In military memory, the event is remembered as one of the motivating events for the neutral majority of officers to join the coup. The meeting appears together with the Sergeants' Revolt of 1963 and, in 1964, the Sailors' Revolt and the Central Rally. Added to these events, the impression of the officers, including the legalists, was that the president himself encouraged military indiscipline. His definition of discipline - the product of mutual respect - was not that which exists in the Armed Forces, where its basis is obedience. The officers' concept of discipline did not include, as Goulart intended, the political participation of his commanders. Hierarchical concepts were also hurt, as the president addressed the lower ranks directly to question what the higher ranks were doing.
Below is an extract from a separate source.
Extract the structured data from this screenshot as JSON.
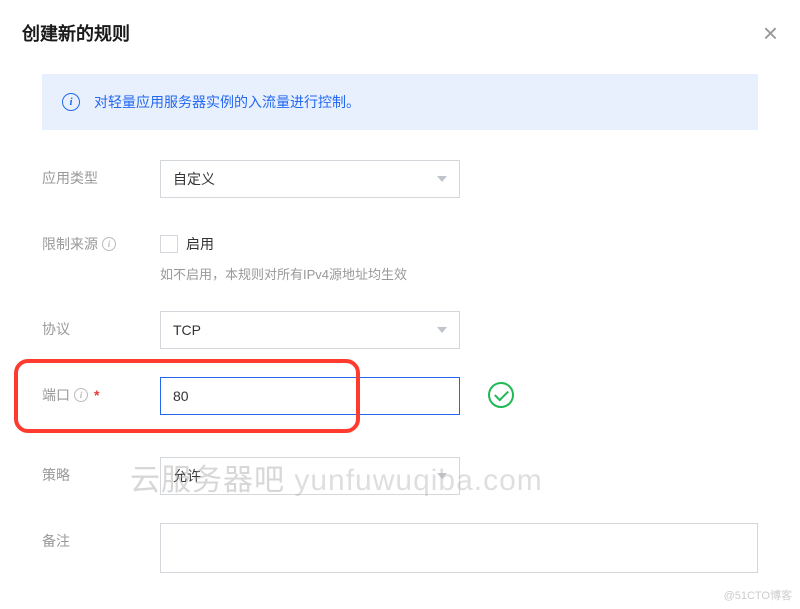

The conspirators, in turn, liked the speech for pushing the other officers against the president, as was the opinion of Ernesto Geisel, who attended it together with Golbery do Couto e Silva and Castelo Branco. They were just waiting for a pretext to overthrow the president. At 05:00 on the 31st, in Juiz de Fora, General Olímpio Mourão Filho launched the offensive with a series of phone calls. Shortly after the coup, he defined the meeting at the Automóvel Clube as the trigger for his decision, understanding also present among historians. (Note: Skidmore 1982: "One of the spectators, an old military conspirator, thought the time had come to act." Ruiz 2018: "In Minas Gerais, the solemnity served as a fuse to indicate the coup movement, and in the early morning of March 31, the Civil-Military Coup began.") In his memoirs, he recounted having realized after dinner that he would have to leave at dawn the next day. Afterwards, he watched the speech on television at his wife's insistence. His decision consisted of extensive preparations and not a passionate gesture.
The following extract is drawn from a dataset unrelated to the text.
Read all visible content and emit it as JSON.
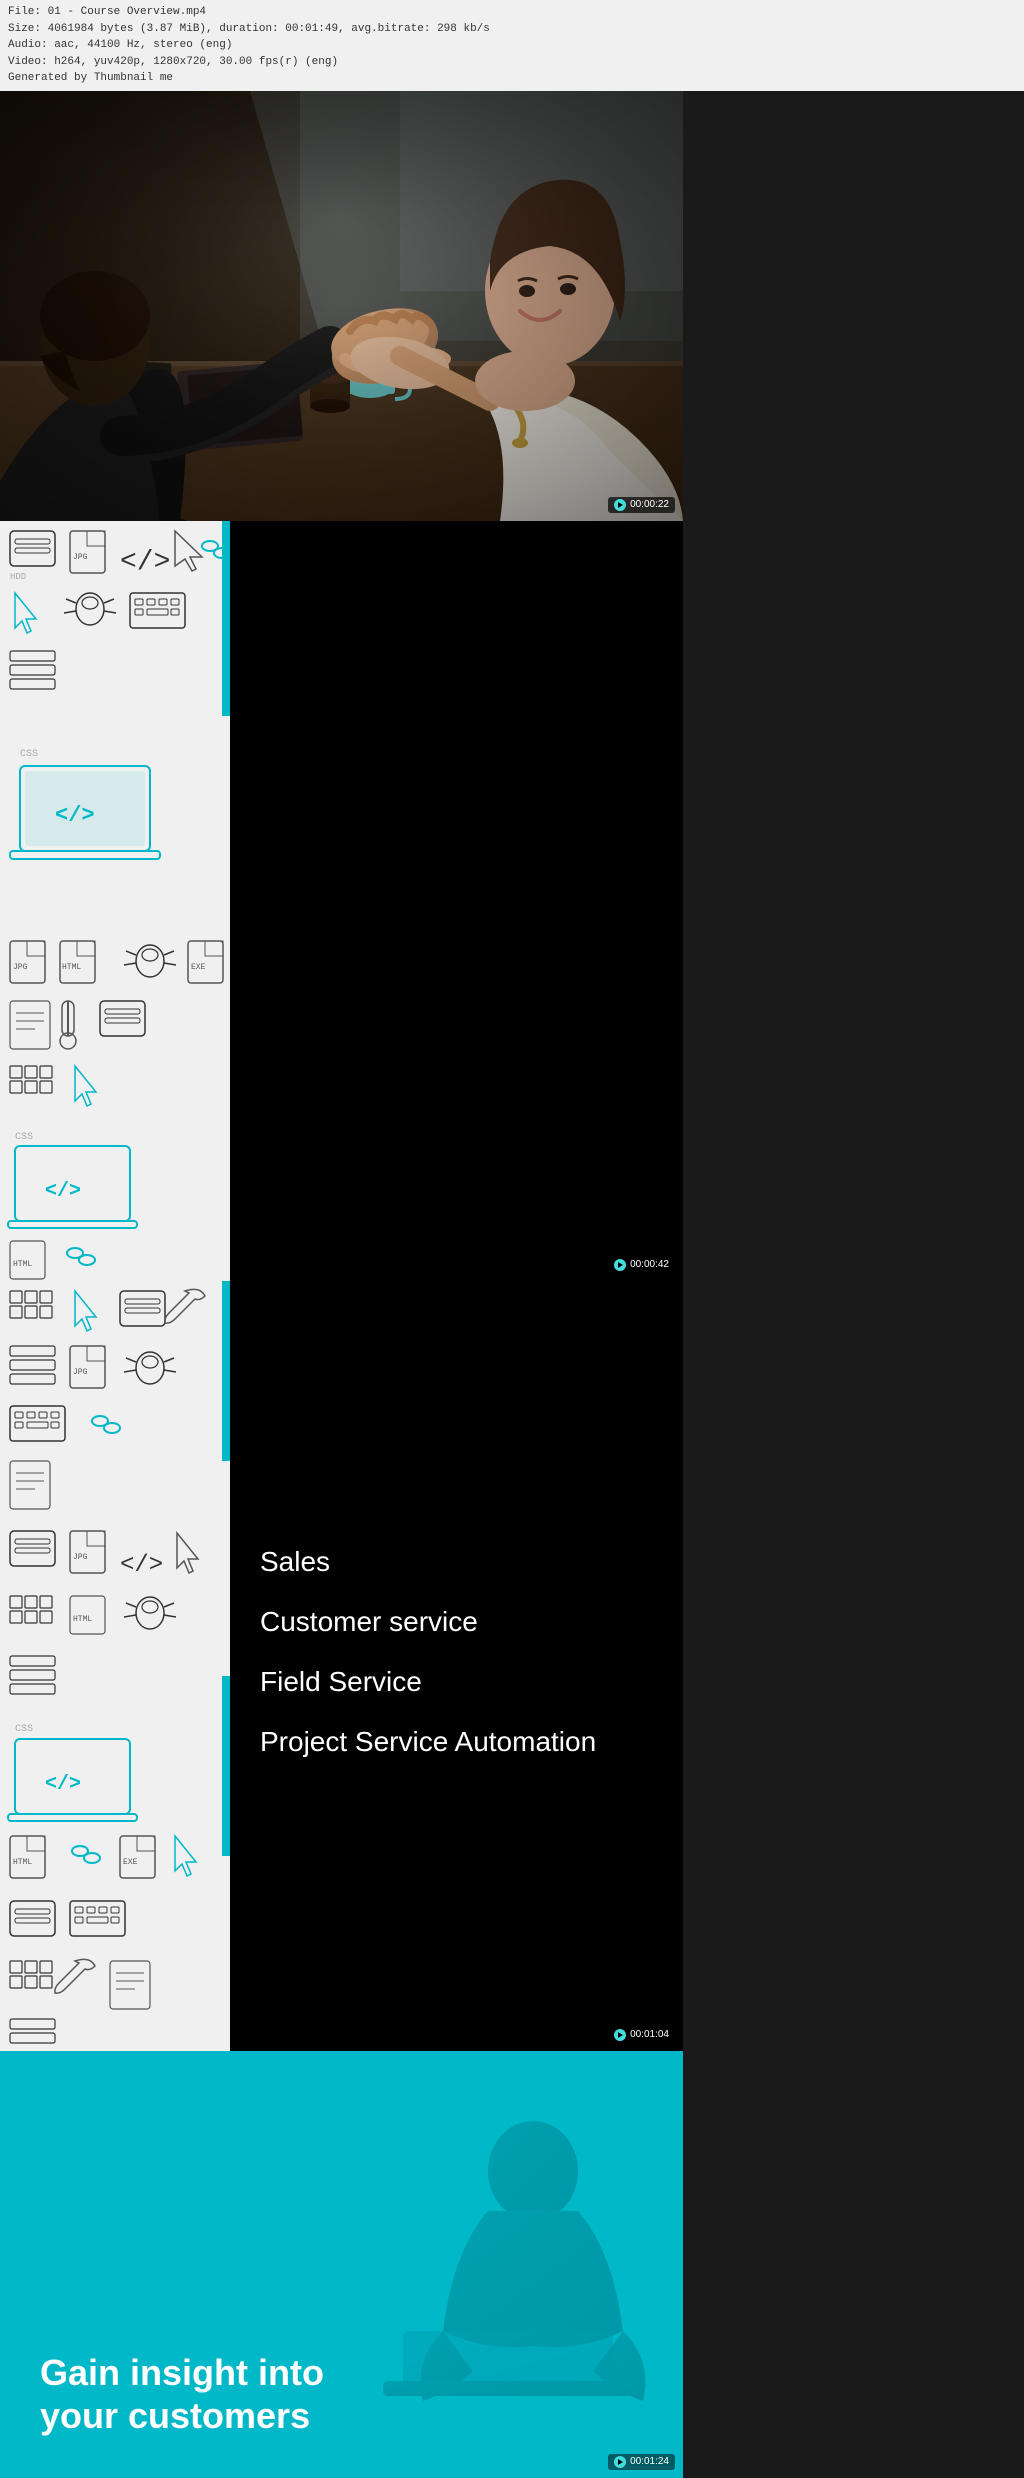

The sergeants' support did not materialize during the coup, and their hierarchical obedience in the Army was maintained, with the rapid collapse of the government's military situation. The meeting has already been called the "last act of the João Goulart Government and the Fifth Republic", as well as Jango's last public appearance, although his words at the airport in Brasília on the evening of April 1 are also cited as his last in public.